The Man Who Broke Ticketmaster (vice.com)
Jason Koebler quotes a report from Motherboard: The scourge of ticket bots and the immorality of the shady ticket scalpers using them is conventional wisdom that's so ingrained in the public consciousness and so politically safe that a law to ban automated ticket bots passed both houses of Congress unanimously late last year, in part thanks to a high-profile public relations campaign spearheaded by Hamilton creator Lin-Manuel Miranda. But no one actually involved in the ticket scalping industry thinks that banning bots will do much to slow down the secondary market. Seven years after his Los Angeles office was raided by shotgun-wielding FBI agents, Ken Lowson, the man who invented ticket bots, told Motherboard's Jason Koebler he's switched teams. Now, he's out to expose the secrets of the ticket industry in a bid to make sure tickets are sold directly to their fans.
No. You got scalpers and bots because:
1) People refuse to let the free market set prices. Some events are worth more than the ticket price, otherwise no one would ever buy via a scalper. Instead they insist on a communist "Let everyone watch for the same price" method.

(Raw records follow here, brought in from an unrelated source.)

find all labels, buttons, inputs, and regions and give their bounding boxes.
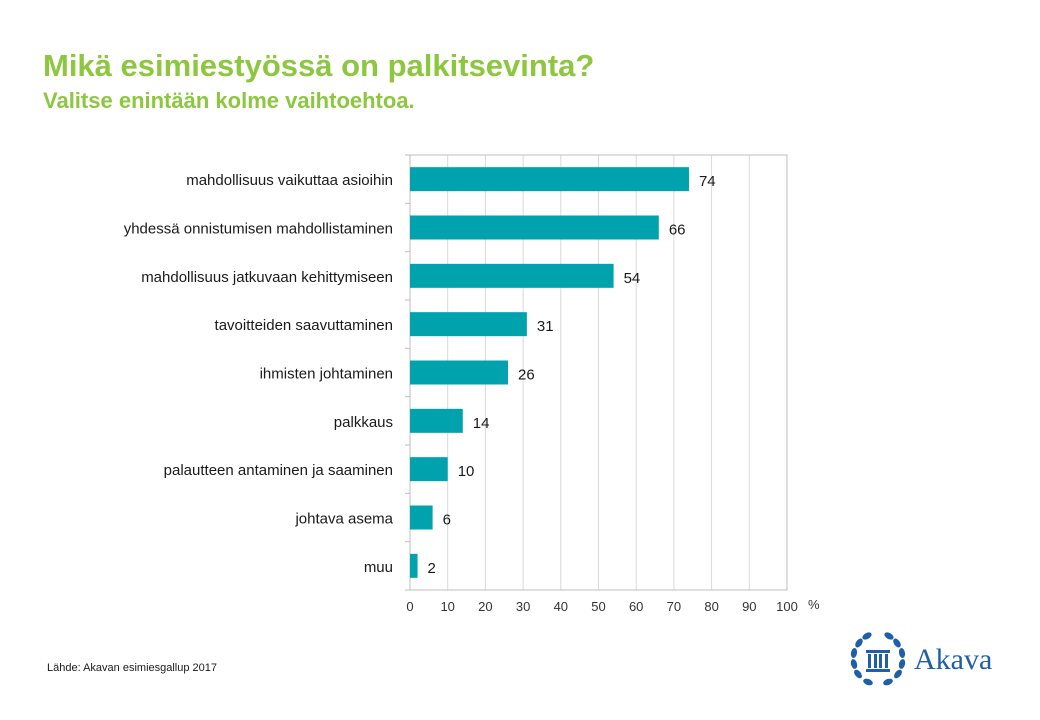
- bar: [410, 505, 433, 530]
- x-tick-label: 90: [742, 599, 756, 614]
- bar: [410, 312, 527, 337]
- category-label: mahdollisuus vaikuttaa asioihin: [186, 172, 393, 189]
- category-label: yhdessä onnistumisen mahdollistaminen: [124, 221, 393, 238]
- category-label: johtava asema: [294, 511, 393, 528]
- bar: [410, 360, 509, 385]
- data-label: 26: [518, 367, 535, 384]
- bar: [410, 263, 614, 288]
- source-note: Lähde: Akavan esimiesgallup 2017: [47, 662, 218, 674]
- x-tick-label: 50: [591, 599, 605, 614]
- category-label: mahdollisuus jatkuvaan kehittymiseen: [141, 269, 393, 286]
- chart-subtitle: Valitse enintään kolme vaihtoehtoa.: [43, 88, 415, 113]
- akava-laurel-column-icon: [850, 632, 906, 686]
- x-tick-label: 60: [629, 599, 643, 614]
- x-axis-unit: %: [808, 597, 820, 612]
- data-label: 31: [537, 318, 554, 335]
- data-label: 10: [458, 463, 475, 480]
- data-label: 74: [699, 173, 716, 190]
- bar: [410, 457, 448, 482]
- x-tick-label: 40: [554, 599, 568, 614]
- x-tick-label: 70: [667, 599, 681, 614]
- data-label: 6: [443, 512, 451, 529]
- data-label: 66: [669, 222, 686, 239]
- data-label: 2: [428, 560, 436, 577]
- category-label: palkkaus: [334, 414, 393, 431]
- logo-text: Akava: [914, 643, 993, 676]
- bar: [410, 167, 689, 192]
- bar: [410, 215, 659, 240]
- bar: [410, 408, 463, 433]
- data-label: 14: [473, 415, 490, 432]
- data-label: 54: [624, 270, 641, 287]
- x-tick-label: 80: [704, 599, 718, 614]
- bar: [410, 553, 418, 578]
- x-tick-label: 0: [406, 599, 413, 614]
- category-label: ihmisten johtaminen: [260, 366, 393, 383]
- category-label: tavoitteiden saavuttaminen: [215, 317, 393, 334]
- x-tick-label: 20: [478, 599, 492, 614]
- x-tick-label: 100: [776, 599, 798, 614]
- akava-logo: Akava: [846, 628, 1016, 692]
- x-tick-label: 30: [516, 599, 530, 614]
- x-tick-label: 10: [440, 599, 454, 614]
- chart-title: Mikä esimiestyössä on palkitsevinta?: [43, 48, 595, 83]
- category-label: palautteen antaminen ja saaminen: [164, 462, 393, 479]
- category-label: muu: [364, 559, 393, 576]
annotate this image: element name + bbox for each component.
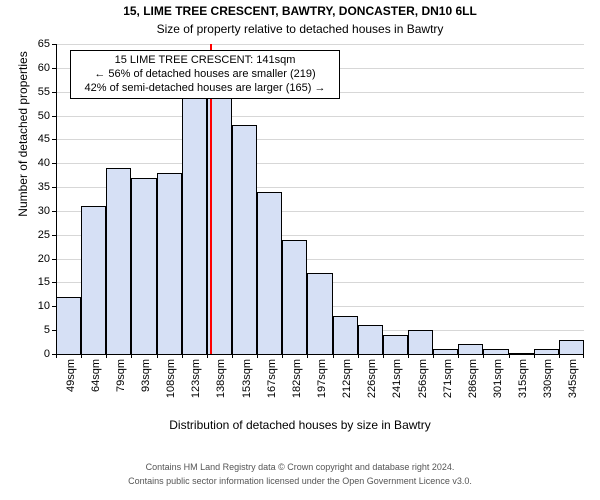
info-box-line: 42% of semi-detached houses are larger (…	[77, 82, 333, 96]
bar	[106, 168, 131, 354]
x-tick-label: 212sqm	[341, 359, 353, 409]
chart-subtitle: Size of property relative to detached ho…	[0, 22, 600, 36]
x-tick-label: 286sqm	[467, 359, 479, 409]
x-tick-label: 197sqm	[316, 359, 328, 409]
x-tick-label: 271sqm	[442, 359, 454, 409]
x-tick-label: 241sqm	[391, 359, 403, 409]
bar	[408, 330, 433, 354]
y-tick-label: 0	[28, 348, 50, 360]
y-tick-label: 45	[28, 133, 50, 145]
x-tick-label: 108sqm	[165, 359, 177, 409]
x-tick-label: 49sqm	[65, 359, 77, 409]
x-tick-label: 153sqm	[241, 359, 253, 409]
bar	[559, 340, 584, 354]
bar	[282, 240, 307, 354]
info-box-line: ← 56% of detached houses are smaller (21…	[77, 68, 333, 82]
x-tick-label: 345sqm	[567, 359, 579, 409]
chart-title: 15, LIME TREE CRESCENT, BAWTRY, DONCASTE…	[0, 4, 600, 18]
x-tick-label: 138sqm	[215, 359, 227, 409]
bar	[131, 178, 156, 354]
bar	[157, 173, 182, 354]
footnote-line-1: Contains HM Land Registry data © Crown c…	[0, 462, 600, 472]
gridline	[56, 139, 584, 140]
bar	[232, 125, 257, 354]
y-tick-label: 10	[28, 300, 50, 312]
bar	[458, 344, 483, 354]
x-axis-label: Distribution of detached houses by size …	[0, 418, 600, 432]
y-axis-line	[56, 44, 57, 354]
y-tick-label: 60	[28, 62, 50, 74]
bar	[358, 325, 383, 354]
x-tick-label: 315sqm	[517, 359, 529, 409]
footnote-line-2: Contains public sector information licen…	[0, 476, 600, 486]
y-tick-label: 40	[28, 157, 50, 169]
x-tick-label: 226sqm	[366, 359, 378, 409]
bar	[257, 192, 282, 354]
y-tick-label: 55	[28, 86, 50, 98]
x-tick-label: 79sqm	[115, 359, 127, 409]
y-tick-label: 50	[28, 110, 50, 122]
bar	[182, 92, 207, 354]
x-tick-label: 167sqm	[266, 359, 278, 409]
x-tick-label: 93sqm	[140, 359, 152, 409]
y-tick-label: 20	[28, 253, 50, 265]
bar	[81, 206, 106, 354]
bar	[307, 273, 332, 354]
y-tick-label: 65	[28, 38, 50, 50]
info-box: 15 LIME TREE CRESCENT: 141sqm← 56% of de…	[70, 50, 340, 99]
gridline	[56, 44, 584, 45]
y-tick-label: 35	[28, 181, 50, 193]
bar	[383, 335, 408, 354]
bar	[56, 297, 81, 354]
x-axis-line	[56, 354, 584, 355]
x-tick-label: 123sqm	[190, 359, 202, 409]
y-tick-label: 5	[28, 324, 50, 336]
x-tick-label: 256sqm	[417, 359, 429, 409]
x-tick-label: 64sqm	[90, 359, 102, 409]
bar	[333, 316, 358, 354]
x-tick-label: 182sqm	[291, 359, 303, 409]
x-tick-label: 330sqm	[542, 359, 554, 409]
chart-container: 15, LIME TREE CRESCENT, BAWTRY, DONCASTE…	[0, 0, 600, 500]
gridline	[56, 163, 584, 164]
y-tick-label: 25	[28, 229, 50, 241]
x-tick-label: 301sqm	[492, 359, 504, 409]
y-tick-label: 15	[28, 276, 50, 288]
y-tick-label: 30	[28, 205, 50, 217]
info-box-line: 15 LIME TREE CRESCENT: 141sqm	[77, 54, 333, 68]
gridline	[56, 116, 584, 117]
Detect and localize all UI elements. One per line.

2) The people running the system do not suffer from the scalping, so they do not bother to institute simple methods to stop it.
For example, simply set it up so that you can only buy tickets either a) an hour before the show using cash abd getting your hand stamped, or b) with a credit card - that must be shown to pick up the tickets upto an hour before the show.
So take your pick of solution - either make let the free market price the tickets (with time affecting the price today's tickets are more expensive than ones for next year). Or use real security to ensure that the purchaser watches the show.
excitingthingstodo.blogspot.com
If a specific venue wants to reduce the problem of ticket bots, they could simply have ticket purchases to be at the box office only. After all, if you are physically going to the show, you are physically capable of going there to buy tickets.
Edge cases: the venue is not in your current city; you have a physical limitation that greatly increases the inconvenience of going there to get the tickets (e.g., in a wheelchair); I'm sure people can think of others. Possible solution? For these cases, purchase over the phone.
(Note that the added fees that Ticketmaster and their ilk charges would disappear. ("Convenience fee" my ass))
What obvious problem with this idea did I miss, thus proving that I am an idiot?
"Don't blame the log for the fire." --Andrew Ratshin
Option "A" is how it use to work pre-internet. Not hours before, but months before the event.
People would go line up at that various music stores that were authorized Ticketmaster resellers. You'd get a numbered wristband and wait (similar to how people line up for Black Friday Sales now). You were allowed to buy up to a certain amount (usually 4) tickets.
The pro scalpers would just pay young adults to stand in line for them and buy the maximum allowed ticket amount.
They would then post ads in news papers and the like for "Event Tickets" and people would call to get the 2nd hand price.
Not much different than how it works today except, surprise, it use to require more actual humans to do before automation.
I know this may be a bit off topic, but idiotic games are just part for the course.
I wanted to buy tickets to see Steve Martin at Boston Symphony Hall a few years back, and visited the TicketMaster web site. I wasn't surprised to find I had an offer for a front-row seat, since I was very early and this wasn't exactly AC/DC or some massively popular band. However, the web site insisted I needed to buy the tickets within 10 minutes, or I'd most likely lose my seats to another buyer. I messed around for a bit to see what the rates were for other seats, and sure enough, once the 10 minute timer was up, the front-row seats were no longer available and I was offered a new selection a few rows back. Rinse and repeat a few times, and I soon found myself in the middle of the venue, with all the front row seats having sold out, and the site urging me to buy RIGHT NOW before I risk losing out and every seat has been sold. No matter what I did, the web site wouldn't give me a decent seat again.
I knew very well the seats weren't selling out, so I simply cleared my web browser cookies, and... found myself in the front row again.
Another lovely bonus is how they offered to mail me the tickets for free, but they would charge (if I remember correctly) a $17 convenience fee for electronic tickets I could print myself. They employ e-book logic, apparently.
This type of bologna is why I stopped going to major concerts entirely. Also, it was surprisingly fun to visit a local race track (Seekonk Speedway in MA) for a mere $20, rather than one of the regional NASCAR races. Small shows may not have as much spectacle, but they're still lots of fun and you don't have to put up with all this ticket gouging nonsense
The fix is simple
Not everyone believes that anything needs to be "fixed", or that scalping is a problem at all.
Make it illegal to sell tickets for higher than face value. It has worked amazingly well here.
Why should the police and courts get involved in supporting and subsidizing a broken business model?
Should the police also arrest people that resell used cars for prices not approved by the auto manufacturers?